AnalySwift LLC, a provider of efficient and accurate modeling software for composites in the aerospace and energy industries, says that Korea Institute of Energy Research (KIER) has selected AnalySwift’s VABS program for rigorous modeling of composite wind turbine blades. KIER strives to improve quality of life through supporting technology development related to the national energy policy, including the exploration of new energy sources, such as wind. “We are pleased to be selected by KIER for their composite blade design and analysis needs,” said Allan Wood, President and CEO of AnalySwift. “VABS is uniquely suited to address the challenges in modeling complex composite blades. Preliminary design work that previously took months can now be accomplished in weeks, reducing uncertainty, costs, and time-to-market. For instance, a real composite blade that would typically take over three hours to analyze using 3D finite element analysis (FEA) can now be done in less than 40 seconds using VABS, without a loss of accuracy. Even with hundreds of layers, all this is done on a laptop computer, without the need for heavy computing resources,” said Wood.
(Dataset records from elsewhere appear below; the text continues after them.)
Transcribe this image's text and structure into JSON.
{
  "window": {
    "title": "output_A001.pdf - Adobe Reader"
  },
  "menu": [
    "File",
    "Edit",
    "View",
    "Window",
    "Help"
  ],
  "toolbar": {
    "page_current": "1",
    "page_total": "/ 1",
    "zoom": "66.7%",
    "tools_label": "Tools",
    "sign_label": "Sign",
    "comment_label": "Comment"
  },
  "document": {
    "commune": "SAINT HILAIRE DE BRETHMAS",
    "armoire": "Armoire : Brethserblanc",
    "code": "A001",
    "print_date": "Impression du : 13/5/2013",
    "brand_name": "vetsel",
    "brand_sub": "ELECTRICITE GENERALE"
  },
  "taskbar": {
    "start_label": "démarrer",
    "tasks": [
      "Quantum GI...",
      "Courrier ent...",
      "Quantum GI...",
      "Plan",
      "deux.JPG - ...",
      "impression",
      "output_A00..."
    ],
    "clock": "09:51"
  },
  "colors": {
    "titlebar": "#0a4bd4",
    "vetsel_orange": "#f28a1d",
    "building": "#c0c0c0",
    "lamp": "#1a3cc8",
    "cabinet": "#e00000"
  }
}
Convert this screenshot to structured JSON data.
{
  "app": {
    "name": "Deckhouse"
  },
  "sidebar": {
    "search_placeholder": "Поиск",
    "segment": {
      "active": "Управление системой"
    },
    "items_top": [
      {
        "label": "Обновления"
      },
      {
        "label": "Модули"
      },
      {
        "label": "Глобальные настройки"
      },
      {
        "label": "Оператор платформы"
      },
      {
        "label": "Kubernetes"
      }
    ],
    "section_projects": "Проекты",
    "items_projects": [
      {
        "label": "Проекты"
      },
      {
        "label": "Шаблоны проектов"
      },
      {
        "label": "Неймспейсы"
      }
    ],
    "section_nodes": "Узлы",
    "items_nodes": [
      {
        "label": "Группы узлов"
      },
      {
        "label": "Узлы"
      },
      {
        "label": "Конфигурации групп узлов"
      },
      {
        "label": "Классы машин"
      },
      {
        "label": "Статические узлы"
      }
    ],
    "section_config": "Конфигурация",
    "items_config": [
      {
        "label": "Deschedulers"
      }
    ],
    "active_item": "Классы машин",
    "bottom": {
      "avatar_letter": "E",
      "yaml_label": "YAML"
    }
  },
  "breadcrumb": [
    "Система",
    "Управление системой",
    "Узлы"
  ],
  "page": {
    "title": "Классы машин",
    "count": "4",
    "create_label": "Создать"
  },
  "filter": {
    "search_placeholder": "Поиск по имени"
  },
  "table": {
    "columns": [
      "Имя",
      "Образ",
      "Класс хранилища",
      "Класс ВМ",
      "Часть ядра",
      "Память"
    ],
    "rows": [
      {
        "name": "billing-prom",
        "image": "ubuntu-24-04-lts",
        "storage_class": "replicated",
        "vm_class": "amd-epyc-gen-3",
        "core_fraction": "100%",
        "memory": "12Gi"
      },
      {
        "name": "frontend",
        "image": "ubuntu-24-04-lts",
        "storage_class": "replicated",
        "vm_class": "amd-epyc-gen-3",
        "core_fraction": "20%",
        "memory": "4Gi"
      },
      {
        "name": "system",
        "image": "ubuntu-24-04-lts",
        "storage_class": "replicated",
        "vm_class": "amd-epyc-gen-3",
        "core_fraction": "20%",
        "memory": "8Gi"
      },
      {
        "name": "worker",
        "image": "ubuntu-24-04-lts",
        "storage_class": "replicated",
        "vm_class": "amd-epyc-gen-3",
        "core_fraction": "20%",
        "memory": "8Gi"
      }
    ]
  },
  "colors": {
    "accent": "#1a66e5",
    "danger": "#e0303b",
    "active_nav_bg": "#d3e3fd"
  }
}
According to Dr. Wenbin Yu, CTO of AnalySwift, “VABS is quickly becoming the tool of choice for researchers and engineers worldwide modeling composite slender structures such as wind turbine blades, helicopter rotor blades, high aspect ratio wings, and other slender structural components. VABS is the only tool capable of rigorously decoupling an original 3D slender solid with complex microstructure into a simple engineering beam model. This is thanks to the unique mathematical approach underlying VABS, as well as development spanning over 15 years.”
Economies of scale for larger wind turbines has led to a trend of larger blades and the increased use of composite materials, which further complicates the engineering work. However, VABS software lets customers reliably model wind turbine behavior before any substantial cost is committed to building prototypes and testing. VABS is especially valuable to engineers early in the design process due to its ability to quickly deliver the complete set of multiphysical properties and multiphysical 3D fields. Because it is highly optimized for efficiency, ply-level details are easily included in the analysis.